What changed? Why did Western Europeans suddenly find heresy a crime worthy of the death penalty? That is the question I am trying to answer in this thesis. Why did the church and secular leaders who ordered the executions find them necessary? To answer that big question, I look at what those churchmen wrote about the cases. There are other cases of heresy during these decades that did not require the death penalty, so I inquire into why some heretics were killed, while others were not. Were some of the heretics killed for reasons other than what they believed?
The accused in each case were killed for different reasons.
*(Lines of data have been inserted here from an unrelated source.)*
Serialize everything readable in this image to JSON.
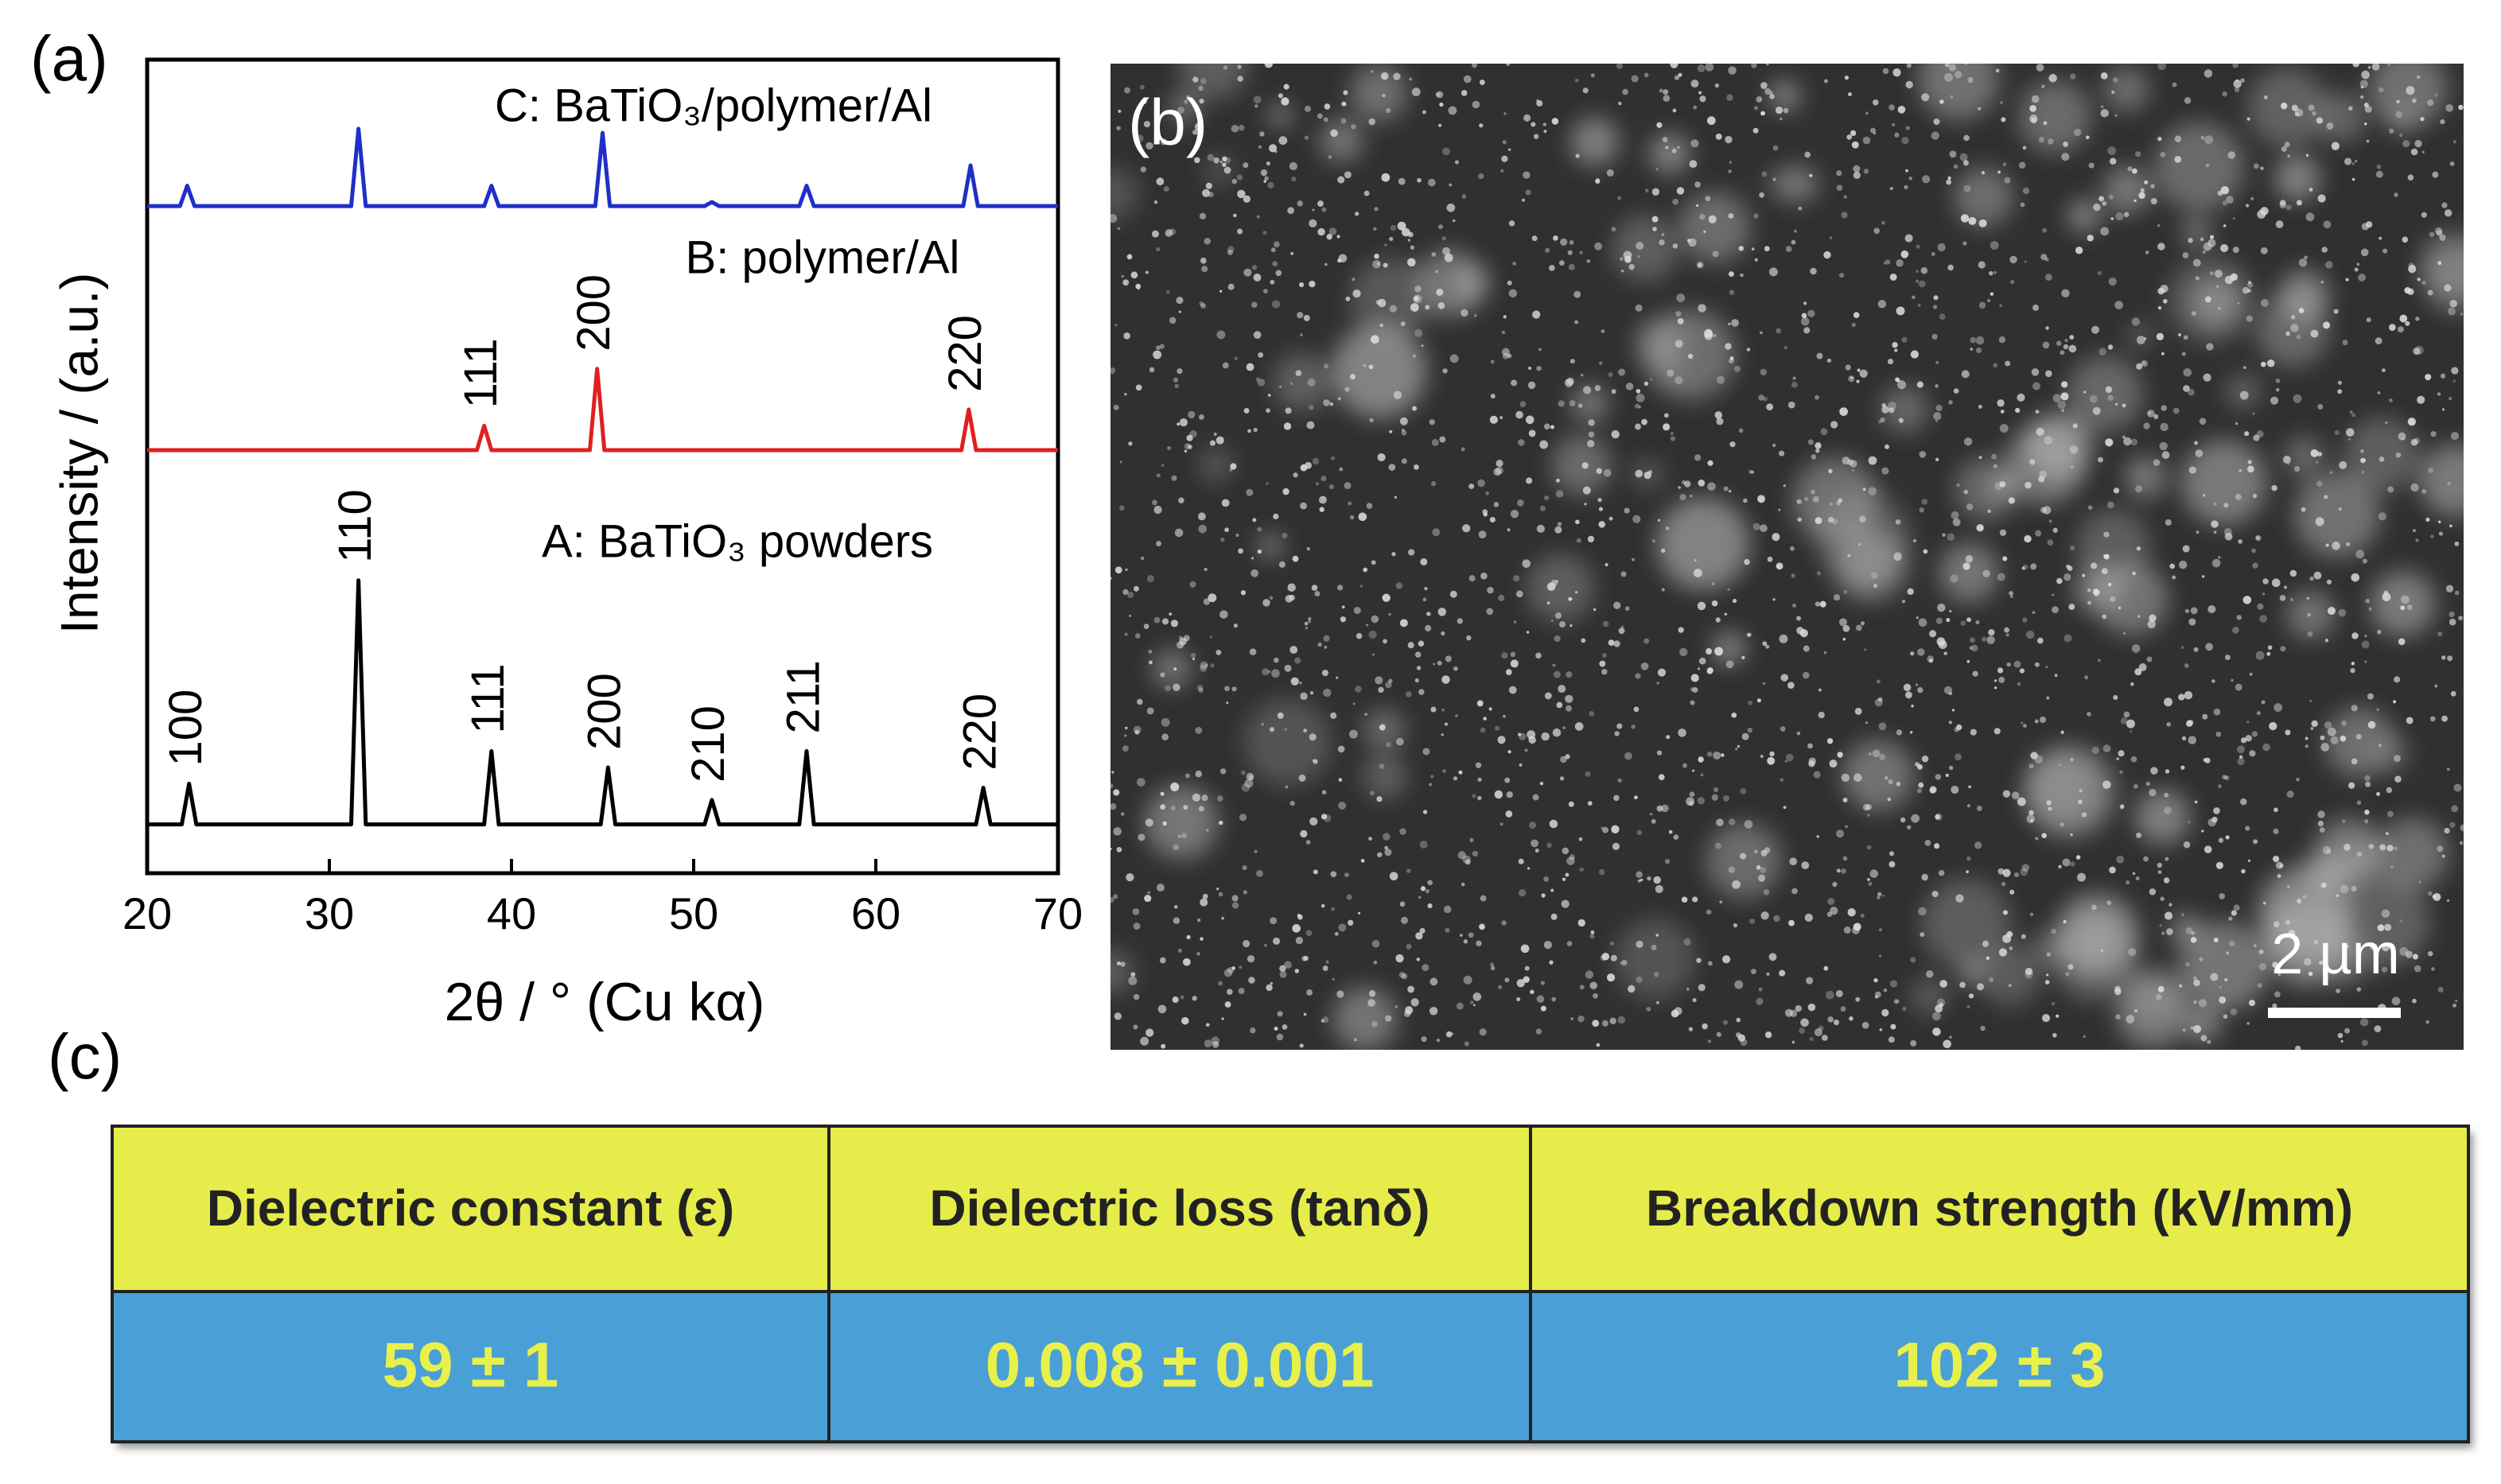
{
  "panel_labels": [
    "(a)",
    "(b)",
    "(c)"
  ],
  "chart_data": {
    "type": "line",
    "xlabel": "2θ / °  (Cu kα)",
    "ylabel": "Intensity / (a.u.)",
    "xlim": [
      20,
      70
    ],
    "xticks": [
      20,
      30,
      40,
      50,
      60,
      70
    ],
    "ylim": [
      0,
      100
    ],
    "series": [
      {
        "name": "A: BaTiO₃ powders",
        "color": "#000000",
        "x": [
          20,
          21.9,
          22.3,
          22.7,
          31.2,
          31.6,
          32.0,
          38.5,
          38.9,
          39.3,
          44.9,
          45.3,
          45.7,
          50.6,
          51.0,
          51.4,
          55.8,
          56.2,
          56.6,
          65.5,
          65.9,
          66.3,
          70
        ],
        "values": [
          6,
          6,
          11,
          6,
          6,
          36,
          6,
          6,
          15,
          6,
          6,
          13,
          6,
          6,
          9,
          6,
          6,
          15,
          6,
          6,
          10.5,
          6,
          6
        ],
        "peak_labels": [
          {
            "label": "100",
            "x": 22.3
          },
          {
            "label": "110",
            "x": 31.6
          },
          {
            "label": "111",
            "x": 38.9
          },
          {
            "label": "200",
            "x": 45.3
          },
          {
            "label": "210",
            "x": 51.0
          },
          {
            "label": "211",
            "x": 56.2
          },
          {
            "label": "220",
            "x": 65.9
          }
        ]
      },
      {
        "name": "B: polymer/Al",
        "color": "#e02020",
        "x": [
          20,
          38.1,
          38.5,
          38.9,
          44.3,
          44.7,
          45.1,
          64.7,
          65.1,
          65.5,
          70
        ],
        "values": [
          52,
          52,
          55,
          52,
          52,
          62,
          52,
          52,
          57,
          52,
          52
        ],
        "peak_labels": [
          {
            "label": "111",
            "x": 38.5
          },
          {
            "label": "200",
            "x": 44.7
          },
          {
            "label": "220",
            "x": 65.1
          }
        ]
      },
      {
        "name": "C: BaTiO₃/polymer/Al",
        "color": "#1f2fc8",
        "x": [
          20,
          21.8,
          22.2,
          22.6,
          31.2,
          31.6,
          32.0,
          38.5,
          38.9,
          39.3,
          44.6,
          45.0,
          45.4,
          50.6,
          51.0,
          51.4,
          55.8,
          56.2,
          56.6,
          64.8,
          65.2,
          65.6,
          70
        ],
        "values": [
          82,
          82,
          84.5,
          82,
          82,
          91.5,
          82,
          82,
          84.5,
          82,
          82,
          91,
          82,
          82,
          82.5,
          82,
          82,
          84.5,
          82,
          82,
          87,
          82,
          82
        ],
        "peak_labels": []
      }
    ]
  },
  "image_panel": {
    "scale_bar": "2 µm"
  },
  "table": {
    "header": [
      "Dielectric constant (ε)",
      "Dielectric loss (tanδ)",
      "Breakdown strength (kV/mm)"
    ],
    "rows": [
      [
        "59 ± 1",
        "0.008 ± 0.001",
        "102 ± 3"
      ]
    ]
  }
}
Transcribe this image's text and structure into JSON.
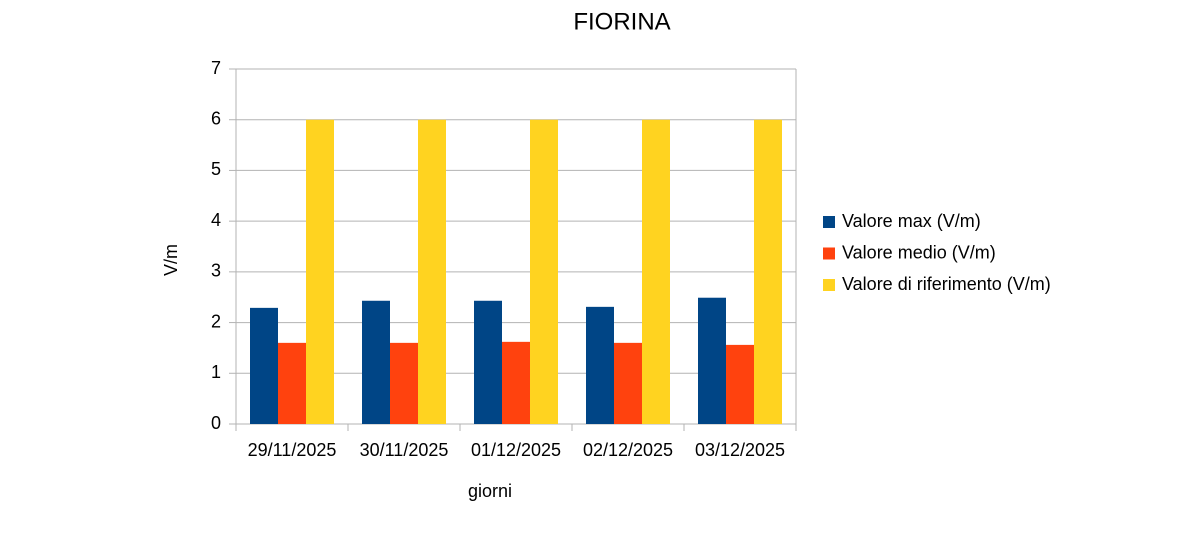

In Orléans, two coalitions of powerful families had competed with each other for King Robert's favor for years. When, around 1005, the king divorced his wife from one family and married a princess, Constance, from the other, the rejected faction fought back. After they failed in two attempts to oust Constance, they discovered that her confessor held heretical beliefs. They forced the king to deal with the situation publicly, at the Synod of Orléans in 1022, where it became clear that there really was a heresy. Because his queen was in danger of death, the king publicly repudiated the heresy by burning the accused priests.
It is harder to understand why the lay elders of Milan took the same action six years later. The accused heretics were from a different province, so the elders were not facing the same pressures King Robert had. There were no economic or cultural reasons for the Milanese leaders to kill the villagers from a distant castle. Perhaps they were trying to prove to the people that they were better leaders than the nominal leader of the Milanese church, and thus the town, Archbishop Aribert. Or perhaps the chronicler, Landulf the Elder, was covering up the fact that the archbishop ordered the executions. In Goslar, only three men recorded any original information about the case. We know that the accused heretics did not represent any kind of threat to the emperor, and very little threat to the church. Politics do give us our best answer, however.
The emperor was trying to keep the loyalty of the aristocrats, and aristocrats held almost all the leadership positions in the German church. Perhaps Henry was trying to show his support for his bishops and archbishops in dealing with any arising religious opposition. In all three cases, along with roughly a dozen other outbreaks of dissent between 1000 and 1050, the western church was facing new opposition from the newly literate laity, and its churchmen increasingly relied on coercive force to maintain their positions. Politicians and clergy alike used accusations of heresy to maintain their control of their lands and people. All three cases of execution can be boiled down to politics, and the unstable balance of power between the church, the monarchy, and the nobility.